The increased affordability has caused resale activity to rebound with June being the second-busiest month on record for the Greater Vancouver area.

Jennifer Smith, 30, decided the time was right for her to get into the market. She bought a three-bedroom townhouse in Pitt Meadows, with 1,300 square feet of space, much bigger than the one-bedroom condo she had been renting. Her new home, which she moved into in June, has two storeys, a garage and a backyard, everything she wanted.

“It was a good time because the housing prices have come down and the interest rates were really great,” Smith said. “And I’m at a point in my life where I’m done with renting.”

Smith had thought about buying a year or two ago but wanted to save more for a down payment.

“And the housing prices even just a year ago were still rather high and I never would have been able to buy what I wanted,” she said.

“So I think I got in at a pretty good time because I got everything I wanted.”

Diane Wild, 38, had been putting off buying a place, but felt the time was finally right. She bought a two-bedroom condo in Vancouver, a step up from the one-bedroom she was renting, and will be moving in at the end of August.

“A couple of years ago I just thought prices in Vancouver were still crazy,” Wild said. “When they went down a bit it seemed like a better decision to buy.”

British Columbia and Vancouver still remain the most expensive places in Canada to buy a home. Canadians, on average, need to pay 39.4 per cent of pre-tax income to service the purchase of a detached bungalow, compared to 59 per cent in B.C. and 62.6 per cent in Vancouver. For a condominium, the average amount needed in Canada is 27.1 per cent of income but in B.C. that number is 32.7 and in Vancouver, 36.1.

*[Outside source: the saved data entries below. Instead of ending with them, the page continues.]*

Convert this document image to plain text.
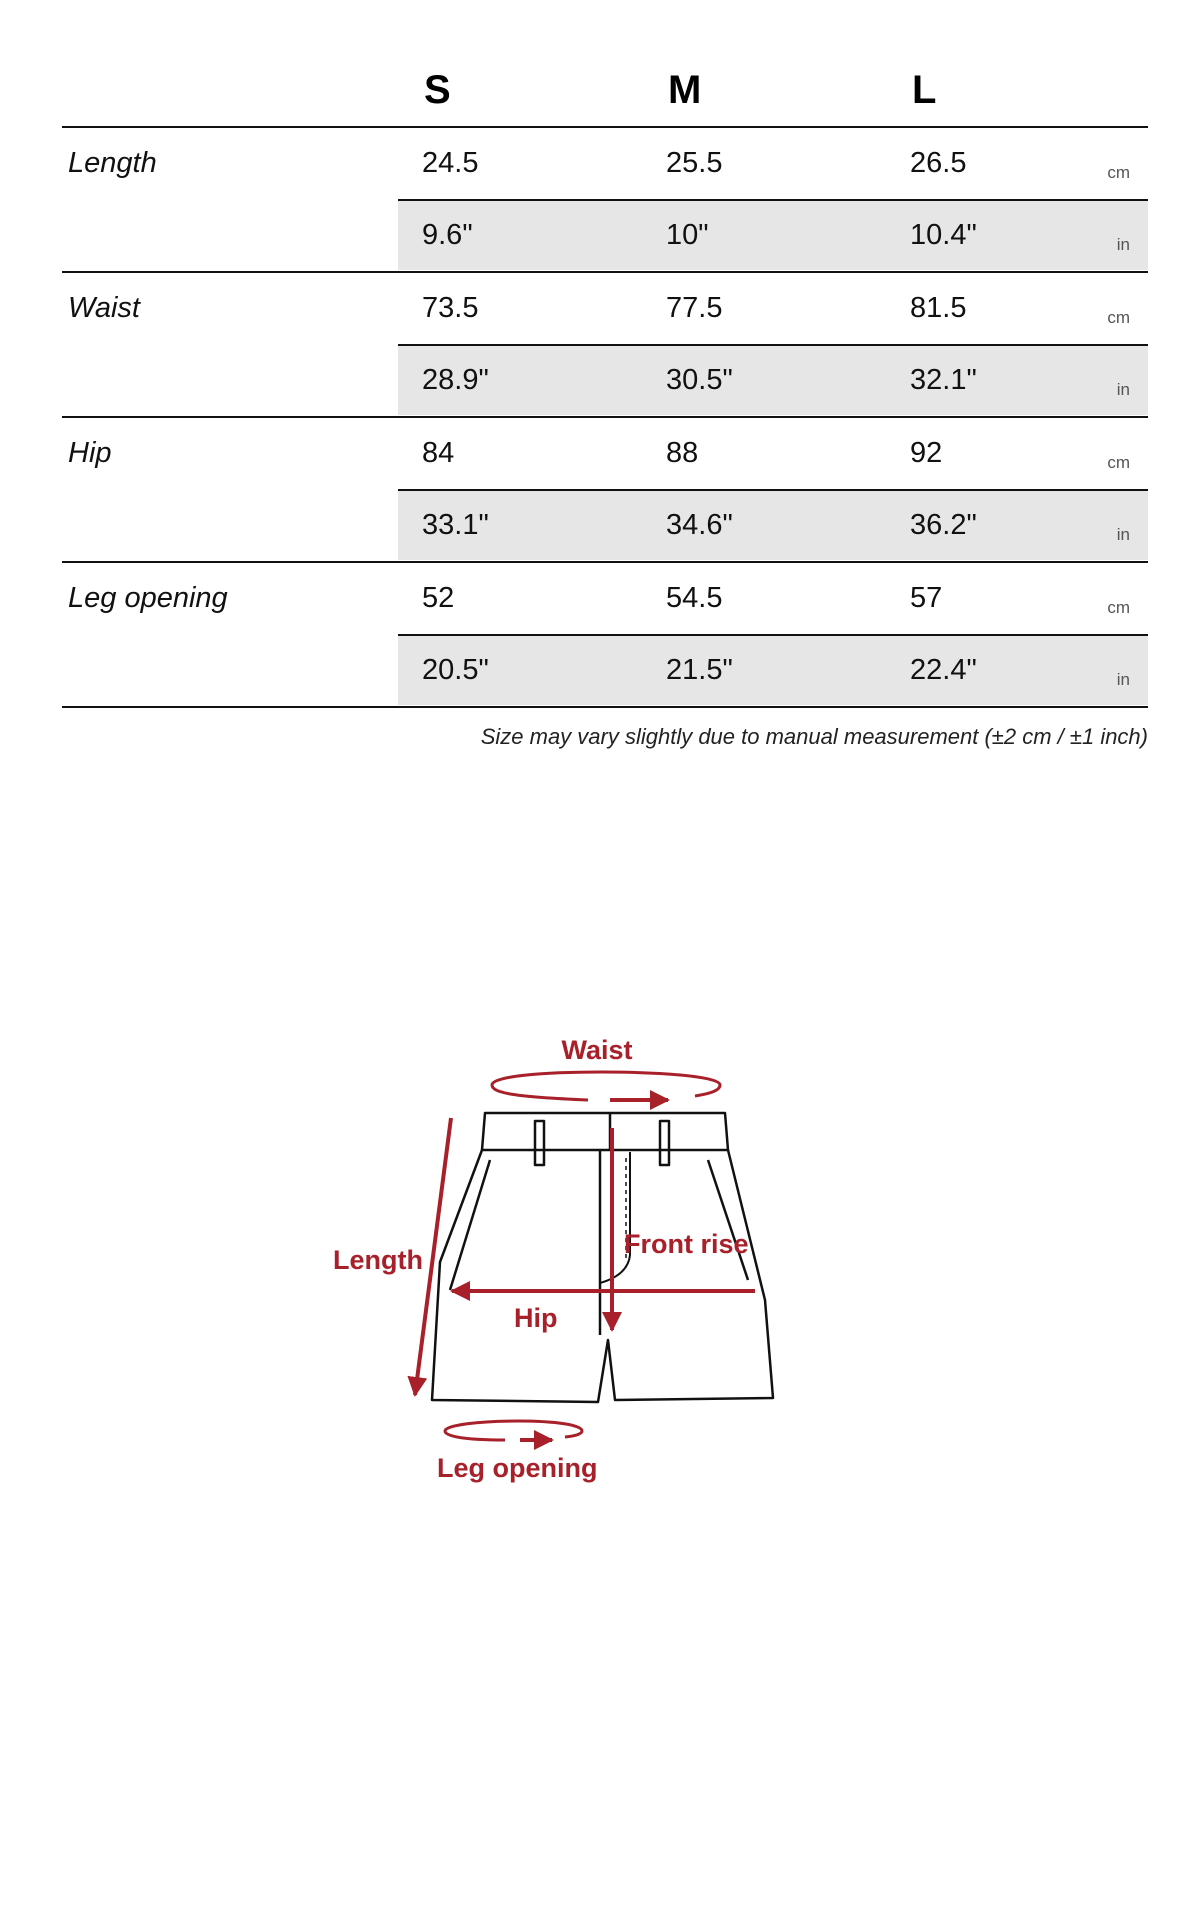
S	M	L
Length	24.5	25.5	26.5	cm
9.6"	10"	10.4"	in
Waist	73.5	77.5	81.5	cm
28.9"	30.5"	32.1"	in
Hip	84	88	92	cm
33.1"	34.6"	36.2"	in
Leg opening	52	54.5	57	cm
20.5"	21.5"	22.4"	in
Size may vary slightly due to manual measurement (±2 cm / ±1 inch)
Waist
Length
Front rise
Hip
Leg opening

“That’s Vancouver, that’s B.C.,” Hogue said. “Vancouver traditionally in terms of the affordability measure and in terms of housing prices has been far above pretty much everyone else except perhaps Toronto. That’s the nature of the beast.”

And further improvements in affordability may not be on the horizon.

“Most of the improvement is likely behind us,” Hogue said. “The drop in mortgage rates is mostly behind us. The drop in prices is probably mostly behind us as well. For further improvement it would have to come from rising family income and there it rests mostly on the economy.”

RBC’s affordability measure uses data from Statistics Canada to determine median income and data from Royal LePage for average house prices. The monthly payments are based on a 25-per-cent down payment, and a 25-year amortization at a five-year fixed mortgage rate.